Acid suppressive agents and risk of Mycobacterium Tuberculosis: case–control study
- Equal contributors
1 Division of Gastroenterology, Department of Internal Medicine, Kaohsiung Medical University Hospital, Kaohsiung City 807, Taiwan
2 Department of Medicine, Faculty of Medicine, College of Medicine, Kaohsiung Medical University, Kaohsiung City 807, Taiwan
3 Division of Gastroenterology, Kaohsiung Chang Gung Memorial Hospital, College of Medicine, Chang Gung University, Kaohsiung City 833, Taiwan
4 School of Medicine, College of Medicine, E-Da Hospital, I-Shou University, Kaohsiung City 824, Taiwan
5 Division of Infectious Diseases, Department of Internal Medicine, Kaohsiung Medical University Hospital, Kaohsiung City 807, Taiwan
6 Graduate Institutes of Clinical Pharmacy, College of Pharmacy, Kaohsiung Medical University, Kaohsiung 807, Taiwan
7 Department of Surgery, Kaohsiung Medical University Hospital, Kaohsiung City 807, Taiwan
8 Division of Internal Medicine, Kaohsiung Municipal Hsiao-Kang Hospital, Kaohsiung Medical University, Kaohsiung City 812, Taiwan
BMC Gastroenterology 2014, 14:91 doi:10.1186/1471-230X-14-91Published: 13 May 2014
The acid-suppressive agents have been linked with an increased risk of infectious disease. The relationship between these drugs and Mycobacterium Tuberculosis (TB) was not been reported.
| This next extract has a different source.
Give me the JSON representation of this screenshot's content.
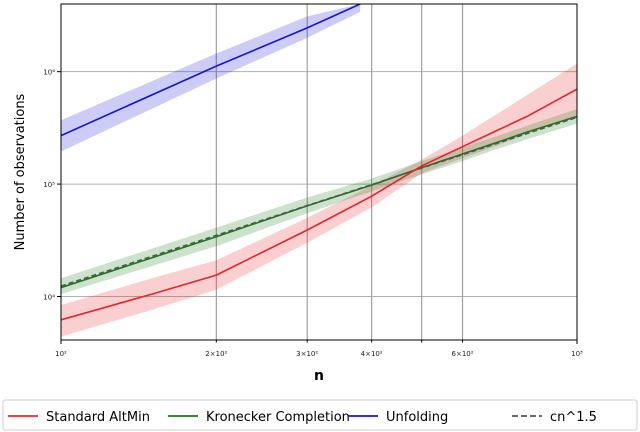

We conducted a case–control study using data from National Health Insurance research database of Taiwan. From 1996 till 2008, and 6541 cases were defined as TB infection/activation (ICD-9 coding plus prescription two of four first-line anti-TB regimen for at least one month). Control subjects who were matched to the TB cases by age and sex were selected with 10:1 ratio. Medical records including acid-suppressive agent prescription and comorbidity, and socioeconomic status were analyzed.
TB infection/activation was more frequent to comorbidity with chronic diseases, alcohol abuse, malignancy, immune deficient/suppression status and acid-related disease (peptic ulcer, reflux esophagitis). Among the TB cases, there was higher exposure record to acid-suppressive agents within 3 months before TB index date (OR 2.43(2.06-2.88) and 1.90 (1.68-2.14) for proton pump inhibitor (PPI) and histamine 2 receptor antagonist (H2RA) respectively). After adjusting confounding factors, PPIs prescription 3 months before TB index date had an association of TB infection/activation (adjusted OR 1.63(1.61-1.63)). Similar result was found in H2RA user (adjusted OR 1.51(1.50-1.52)). The association of acid-suppressive agents in TB infection/activation was fade gradually when the drug prescription period extended.
Recent prescription of acid-suppressive agent seems to associate the TB infection/activation. In the society where TB was prevalent, evaluation of pulmonary TB before prescription of PPI or H2RA is warranted.